盧氏滿臉欣慰,瓔珞將明兒教得很好。
“正是。形勢有變,我才敢提分家。你祖父被冷氏迷住,在男女之事上看不清楚,但在大是大非上並不糊塗,若不然這些年為何沒有請立你大伯為世子。他再是寵愛冷姨娘,也並未向賢王投誠,只由著你大房和三房和賢王走得近。”
“有些東西從一開始就是註定的,比如說我們的立場。在世人眼中,我們是皇后一派,大房三房是冷貴妃一派。自古以來不是東風壓西風,就是西風壓東風。所以別看是咱們國公府的家事,卻不是普通的家事那麼簡單。”
這點,不用盧氏說,明語也看得明白。
老渣男,表面上不亂規矩,實際上是兩頭都想落好。
明語極看不上他,不過在把爵位傳給爹和這次分家之事,老渣男還算給力。或許正如祖母說的,男人再是寵愛女子,始終還是以家族和大局為重。
那冷氏一生鑽營,甚至想弄死老渣男,應該也是看透男人的本質。
祖母提出分家,或者在是在試探,試探陛下的底線。古代世家之中,男子要為家族謀劃前程,女子其實也不只是管著內宅。
“祖母,太子的身體…”
這才是所有問題的癥結所在。
如果太子身體康健,冷貴妃母子不至於這般明目張胆,朝中的局勢也不會如此不明朗,陛下的心應該也不會有太多的動搖
可是就算形勢有變又如何,太子的身體已是強弩之末。
盧氏憂心嘆氣,摸了摸孫女的頭髮,“陛下膝下可不止太子和賢王二子,如果太子有朝一日不在…皇后娘娘心中必然會有考量。”
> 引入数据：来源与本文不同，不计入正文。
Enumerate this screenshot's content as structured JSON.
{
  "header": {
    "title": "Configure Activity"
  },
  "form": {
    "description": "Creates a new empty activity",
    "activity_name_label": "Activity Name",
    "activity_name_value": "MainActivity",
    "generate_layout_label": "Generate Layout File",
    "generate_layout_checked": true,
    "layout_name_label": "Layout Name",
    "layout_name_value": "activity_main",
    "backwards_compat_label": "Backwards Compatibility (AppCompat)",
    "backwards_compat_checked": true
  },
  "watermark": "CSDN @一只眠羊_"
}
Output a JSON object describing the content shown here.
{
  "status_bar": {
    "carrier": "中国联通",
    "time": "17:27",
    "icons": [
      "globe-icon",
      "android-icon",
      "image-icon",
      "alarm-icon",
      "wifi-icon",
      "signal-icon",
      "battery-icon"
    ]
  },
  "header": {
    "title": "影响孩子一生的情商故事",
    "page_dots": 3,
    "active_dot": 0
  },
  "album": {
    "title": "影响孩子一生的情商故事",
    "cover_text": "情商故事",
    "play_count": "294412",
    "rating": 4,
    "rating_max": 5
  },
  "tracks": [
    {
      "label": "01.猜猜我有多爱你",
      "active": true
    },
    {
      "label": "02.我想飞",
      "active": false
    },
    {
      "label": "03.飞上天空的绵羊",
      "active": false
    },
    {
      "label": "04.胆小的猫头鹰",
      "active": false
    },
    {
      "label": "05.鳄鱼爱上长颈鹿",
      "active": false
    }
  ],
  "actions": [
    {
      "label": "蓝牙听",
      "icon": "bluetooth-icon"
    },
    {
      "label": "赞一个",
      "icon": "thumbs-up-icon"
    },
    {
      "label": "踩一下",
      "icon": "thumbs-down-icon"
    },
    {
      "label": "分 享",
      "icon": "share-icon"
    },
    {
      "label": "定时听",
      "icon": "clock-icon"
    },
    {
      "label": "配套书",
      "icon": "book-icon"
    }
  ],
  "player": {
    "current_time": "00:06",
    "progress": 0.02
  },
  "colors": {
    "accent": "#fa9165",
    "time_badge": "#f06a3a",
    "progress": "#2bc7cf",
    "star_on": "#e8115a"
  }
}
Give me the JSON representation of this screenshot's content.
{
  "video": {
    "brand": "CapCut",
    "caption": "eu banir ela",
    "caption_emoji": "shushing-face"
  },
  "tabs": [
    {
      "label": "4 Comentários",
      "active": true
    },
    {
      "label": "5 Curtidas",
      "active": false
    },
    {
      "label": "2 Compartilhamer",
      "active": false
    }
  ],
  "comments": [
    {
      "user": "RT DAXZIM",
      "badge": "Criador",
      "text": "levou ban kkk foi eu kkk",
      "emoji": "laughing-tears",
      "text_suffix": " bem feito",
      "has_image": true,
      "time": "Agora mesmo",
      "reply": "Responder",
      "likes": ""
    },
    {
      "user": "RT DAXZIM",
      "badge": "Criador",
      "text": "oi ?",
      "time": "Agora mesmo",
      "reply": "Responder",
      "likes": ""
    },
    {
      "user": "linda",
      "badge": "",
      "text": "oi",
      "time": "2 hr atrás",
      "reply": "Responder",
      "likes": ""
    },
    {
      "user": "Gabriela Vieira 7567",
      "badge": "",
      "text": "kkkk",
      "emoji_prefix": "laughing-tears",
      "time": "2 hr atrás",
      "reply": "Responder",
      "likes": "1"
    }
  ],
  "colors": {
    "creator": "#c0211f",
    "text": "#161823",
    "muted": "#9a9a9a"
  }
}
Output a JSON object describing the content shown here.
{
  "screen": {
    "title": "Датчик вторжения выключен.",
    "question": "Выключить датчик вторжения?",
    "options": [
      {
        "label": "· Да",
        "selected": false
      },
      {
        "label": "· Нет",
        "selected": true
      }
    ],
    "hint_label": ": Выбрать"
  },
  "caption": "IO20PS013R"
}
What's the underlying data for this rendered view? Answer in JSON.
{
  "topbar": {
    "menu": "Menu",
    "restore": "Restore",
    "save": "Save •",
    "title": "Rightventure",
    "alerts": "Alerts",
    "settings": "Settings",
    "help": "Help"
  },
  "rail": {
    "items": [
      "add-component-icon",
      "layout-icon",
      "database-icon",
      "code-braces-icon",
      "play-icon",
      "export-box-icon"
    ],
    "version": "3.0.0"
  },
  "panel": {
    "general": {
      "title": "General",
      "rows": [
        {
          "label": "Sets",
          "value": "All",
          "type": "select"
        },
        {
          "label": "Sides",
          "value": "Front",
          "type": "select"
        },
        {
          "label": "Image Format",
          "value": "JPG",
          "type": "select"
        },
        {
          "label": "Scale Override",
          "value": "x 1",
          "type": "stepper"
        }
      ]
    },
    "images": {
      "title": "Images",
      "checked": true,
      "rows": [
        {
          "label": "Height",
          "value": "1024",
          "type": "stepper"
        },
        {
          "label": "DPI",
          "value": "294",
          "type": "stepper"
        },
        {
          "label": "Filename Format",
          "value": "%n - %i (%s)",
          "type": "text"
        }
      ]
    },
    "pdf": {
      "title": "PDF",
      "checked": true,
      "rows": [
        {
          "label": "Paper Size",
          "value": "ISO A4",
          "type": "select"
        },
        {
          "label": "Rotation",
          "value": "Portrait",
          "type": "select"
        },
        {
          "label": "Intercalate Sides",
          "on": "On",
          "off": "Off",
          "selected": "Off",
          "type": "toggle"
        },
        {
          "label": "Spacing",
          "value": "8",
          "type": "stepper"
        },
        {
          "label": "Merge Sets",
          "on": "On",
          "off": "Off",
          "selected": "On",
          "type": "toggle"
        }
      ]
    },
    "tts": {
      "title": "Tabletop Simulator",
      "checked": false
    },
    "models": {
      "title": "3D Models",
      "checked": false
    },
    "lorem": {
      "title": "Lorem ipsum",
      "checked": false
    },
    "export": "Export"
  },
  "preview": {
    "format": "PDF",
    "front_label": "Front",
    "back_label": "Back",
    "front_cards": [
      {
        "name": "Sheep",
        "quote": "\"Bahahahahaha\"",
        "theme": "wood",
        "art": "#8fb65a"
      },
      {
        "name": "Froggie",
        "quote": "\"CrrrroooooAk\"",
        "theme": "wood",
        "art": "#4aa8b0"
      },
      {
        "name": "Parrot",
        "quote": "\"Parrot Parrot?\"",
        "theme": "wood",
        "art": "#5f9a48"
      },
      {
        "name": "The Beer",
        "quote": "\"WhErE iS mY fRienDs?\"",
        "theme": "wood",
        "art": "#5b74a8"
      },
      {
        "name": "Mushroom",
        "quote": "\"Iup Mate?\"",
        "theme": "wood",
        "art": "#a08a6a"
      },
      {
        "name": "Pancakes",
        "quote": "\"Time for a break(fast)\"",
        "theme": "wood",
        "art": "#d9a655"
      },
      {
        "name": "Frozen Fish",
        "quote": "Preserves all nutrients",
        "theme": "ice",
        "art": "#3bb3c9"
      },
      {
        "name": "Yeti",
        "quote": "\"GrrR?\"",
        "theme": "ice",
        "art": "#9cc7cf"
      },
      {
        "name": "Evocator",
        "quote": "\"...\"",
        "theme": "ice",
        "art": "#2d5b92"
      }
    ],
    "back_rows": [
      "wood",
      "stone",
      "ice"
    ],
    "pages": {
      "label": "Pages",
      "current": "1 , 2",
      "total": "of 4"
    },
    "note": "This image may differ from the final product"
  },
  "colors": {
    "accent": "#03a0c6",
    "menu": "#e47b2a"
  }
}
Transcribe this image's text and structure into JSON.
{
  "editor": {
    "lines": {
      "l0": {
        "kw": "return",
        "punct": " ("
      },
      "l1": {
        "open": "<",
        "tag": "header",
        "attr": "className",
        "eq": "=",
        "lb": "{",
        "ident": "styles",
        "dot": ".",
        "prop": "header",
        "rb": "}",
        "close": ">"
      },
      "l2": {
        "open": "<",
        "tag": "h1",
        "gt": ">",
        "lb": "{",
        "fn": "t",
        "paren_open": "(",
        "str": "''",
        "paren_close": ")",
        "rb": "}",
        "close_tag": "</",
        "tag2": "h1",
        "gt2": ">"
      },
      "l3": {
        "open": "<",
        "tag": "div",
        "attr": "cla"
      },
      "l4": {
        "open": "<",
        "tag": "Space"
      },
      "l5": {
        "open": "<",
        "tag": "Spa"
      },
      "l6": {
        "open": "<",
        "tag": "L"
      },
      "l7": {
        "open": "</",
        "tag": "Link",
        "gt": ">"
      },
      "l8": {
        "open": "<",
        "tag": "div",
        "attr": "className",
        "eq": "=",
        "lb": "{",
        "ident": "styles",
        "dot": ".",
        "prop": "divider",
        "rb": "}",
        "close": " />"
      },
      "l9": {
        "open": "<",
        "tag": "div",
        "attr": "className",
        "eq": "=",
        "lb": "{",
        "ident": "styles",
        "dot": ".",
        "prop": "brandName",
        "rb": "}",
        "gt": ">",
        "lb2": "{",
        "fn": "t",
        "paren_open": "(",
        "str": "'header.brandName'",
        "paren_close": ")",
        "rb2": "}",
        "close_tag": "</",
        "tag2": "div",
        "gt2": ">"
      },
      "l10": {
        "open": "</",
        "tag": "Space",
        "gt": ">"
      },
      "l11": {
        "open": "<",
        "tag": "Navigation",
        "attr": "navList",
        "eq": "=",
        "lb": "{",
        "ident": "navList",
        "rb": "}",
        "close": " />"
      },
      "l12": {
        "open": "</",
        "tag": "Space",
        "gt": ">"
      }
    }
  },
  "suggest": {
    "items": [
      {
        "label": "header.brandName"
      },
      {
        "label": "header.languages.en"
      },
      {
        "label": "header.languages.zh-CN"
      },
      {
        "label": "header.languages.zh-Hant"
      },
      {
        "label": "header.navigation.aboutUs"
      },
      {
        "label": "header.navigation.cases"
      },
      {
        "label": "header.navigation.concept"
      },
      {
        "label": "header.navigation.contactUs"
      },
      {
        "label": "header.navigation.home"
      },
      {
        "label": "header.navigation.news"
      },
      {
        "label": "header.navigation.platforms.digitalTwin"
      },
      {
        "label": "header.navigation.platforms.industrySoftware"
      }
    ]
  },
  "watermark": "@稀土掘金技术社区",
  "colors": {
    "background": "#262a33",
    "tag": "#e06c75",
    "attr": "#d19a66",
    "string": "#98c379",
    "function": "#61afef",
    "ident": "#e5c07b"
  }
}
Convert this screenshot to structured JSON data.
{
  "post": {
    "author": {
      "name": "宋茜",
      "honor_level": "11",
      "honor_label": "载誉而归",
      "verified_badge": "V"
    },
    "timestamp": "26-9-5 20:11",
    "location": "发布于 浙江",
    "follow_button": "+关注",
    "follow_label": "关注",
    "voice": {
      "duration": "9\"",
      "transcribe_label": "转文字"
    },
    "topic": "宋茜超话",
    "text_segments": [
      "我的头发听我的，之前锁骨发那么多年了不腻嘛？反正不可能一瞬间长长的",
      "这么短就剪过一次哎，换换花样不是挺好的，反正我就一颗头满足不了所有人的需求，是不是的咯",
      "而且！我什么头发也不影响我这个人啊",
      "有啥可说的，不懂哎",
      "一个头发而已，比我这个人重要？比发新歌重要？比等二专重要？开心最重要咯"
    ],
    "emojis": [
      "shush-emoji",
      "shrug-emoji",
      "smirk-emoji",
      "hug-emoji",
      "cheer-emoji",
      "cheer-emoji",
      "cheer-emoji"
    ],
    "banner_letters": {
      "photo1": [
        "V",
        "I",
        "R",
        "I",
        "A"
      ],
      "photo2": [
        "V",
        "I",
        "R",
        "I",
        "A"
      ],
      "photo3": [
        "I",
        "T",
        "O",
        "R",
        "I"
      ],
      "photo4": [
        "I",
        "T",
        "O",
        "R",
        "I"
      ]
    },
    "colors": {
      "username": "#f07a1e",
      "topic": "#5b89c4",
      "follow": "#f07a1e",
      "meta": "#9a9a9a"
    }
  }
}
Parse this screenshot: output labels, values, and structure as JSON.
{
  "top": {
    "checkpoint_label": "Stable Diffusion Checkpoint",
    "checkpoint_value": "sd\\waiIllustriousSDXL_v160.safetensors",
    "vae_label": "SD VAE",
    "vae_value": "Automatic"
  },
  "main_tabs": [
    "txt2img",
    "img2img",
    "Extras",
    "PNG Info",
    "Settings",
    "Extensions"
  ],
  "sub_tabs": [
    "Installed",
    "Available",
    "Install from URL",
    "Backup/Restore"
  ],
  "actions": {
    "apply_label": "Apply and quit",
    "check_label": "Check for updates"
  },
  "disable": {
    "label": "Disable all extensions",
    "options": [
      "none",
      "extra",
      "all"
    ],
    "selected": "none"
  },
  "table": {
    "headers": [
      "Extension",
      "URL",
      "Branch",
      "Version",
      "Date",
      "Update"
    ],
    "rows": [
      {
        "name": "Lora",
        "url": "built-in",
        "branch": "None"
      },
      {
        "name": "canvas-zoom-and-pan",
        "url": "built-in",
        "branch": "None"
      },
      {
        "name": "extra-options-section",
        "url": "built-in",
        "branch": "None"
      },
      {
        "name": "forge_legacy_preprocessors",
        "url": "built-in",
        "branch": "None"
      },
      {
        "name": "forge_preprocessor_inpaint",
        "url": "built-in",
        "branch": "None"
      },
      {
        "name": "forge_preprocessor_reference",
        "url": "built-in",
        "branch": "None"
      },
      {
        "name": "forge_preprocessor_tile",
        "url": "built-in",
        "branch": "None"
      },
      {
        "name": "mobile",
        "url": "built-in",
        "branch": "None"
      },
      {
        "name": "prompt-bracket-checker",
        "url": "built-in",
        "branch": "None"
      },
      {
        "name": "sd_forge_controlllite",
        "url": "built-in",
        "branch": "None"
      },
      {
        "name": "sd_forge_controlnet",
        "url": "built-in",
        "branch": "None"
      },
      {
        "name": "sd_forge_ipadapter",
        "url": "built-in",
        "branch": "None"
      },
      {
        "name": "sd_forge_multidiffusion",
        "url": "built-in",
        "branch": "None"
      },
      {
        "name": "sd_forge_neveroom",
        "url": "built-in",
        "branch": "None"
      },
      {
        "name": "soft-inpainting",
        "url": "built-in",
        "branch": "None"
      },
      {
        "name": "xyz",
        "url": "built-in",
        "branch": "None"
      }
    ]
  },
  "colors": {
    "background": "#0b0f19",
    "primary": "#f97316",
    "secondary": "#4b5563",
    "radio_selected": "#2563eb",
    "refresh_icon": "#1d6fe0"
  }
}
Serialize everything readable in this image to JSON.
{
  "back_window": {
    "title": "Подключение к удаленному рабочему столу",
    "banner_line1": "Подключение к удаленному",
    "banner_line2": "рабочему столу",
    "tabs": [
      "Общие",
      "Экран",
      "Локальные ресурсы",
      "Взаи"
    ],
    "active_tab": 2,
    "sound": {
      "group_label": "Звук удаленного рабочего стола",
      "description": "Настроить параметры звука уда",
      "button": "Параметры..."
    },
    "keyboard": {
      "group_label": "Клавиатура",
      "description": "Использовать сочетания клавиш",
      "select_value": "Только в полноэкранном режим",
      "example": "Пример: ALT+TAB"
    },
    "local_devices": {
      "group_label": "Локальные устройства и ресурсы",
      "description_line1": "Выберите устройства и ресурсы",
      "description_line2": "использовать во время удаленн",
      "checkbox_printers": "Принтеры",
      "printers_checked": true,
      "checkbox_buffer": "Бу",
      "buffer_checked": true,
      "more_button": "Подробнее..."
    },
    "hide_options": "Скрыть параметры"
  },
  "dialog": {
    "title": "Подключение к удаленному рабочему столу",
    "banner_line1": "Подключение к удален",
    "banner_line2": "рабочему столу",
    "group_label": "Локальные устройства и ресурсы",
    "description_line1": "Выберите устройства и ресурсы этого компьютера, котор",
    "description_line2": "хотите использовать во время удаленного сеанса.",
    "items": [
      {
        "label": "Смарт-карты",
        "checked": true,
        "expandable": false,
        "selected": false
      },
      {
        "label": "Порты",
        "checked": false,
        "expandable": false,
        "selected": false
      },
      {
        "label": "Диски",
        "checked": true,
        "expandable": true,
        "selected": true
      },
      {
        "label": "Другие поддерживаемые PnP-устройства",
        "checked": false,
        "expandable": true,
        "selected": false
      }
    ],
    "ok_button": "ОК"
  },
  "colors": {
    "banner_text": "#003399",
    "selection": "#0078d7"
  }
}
明語想,如果她是皇后娘娘,太子病逝後,一定會過繼一個皇子當嫡皇子。過繼的嫡皇子也占著一個嫡字,總比庶出的皇子身份高。
她的腦海中突然划過一道亮光,很快又隱下去。
正月裡頭是有很忌諱的,分家已是有些犯忌,動土砌牆這樣的破土之事,都會延後到正月過後。
國公府分家的事,傳得很快。隨著消息傳出去的,還有一些不好的流言。不用說,那些抹黑盧氏的流言自然都是冷家人放出去的。
盧氏壓根不理會,勒令府中下人不許亂傳。
留青院那邊,倒是安安靜靜。
君涴沈安心養胎,楚夜舟也和以往一樣時常出去會友。看似一切如故,其實只有君涴涴才知道,所有的一切都變了。
丈夫看她的眼神充滿厭惡,對她腹中的孩子滿是懷疑。
她沒有解釋,因為她知道所有的解釋都不會有用。與其越描越黑,還不如就讓他們誤以為她那天被什麼東西附了身。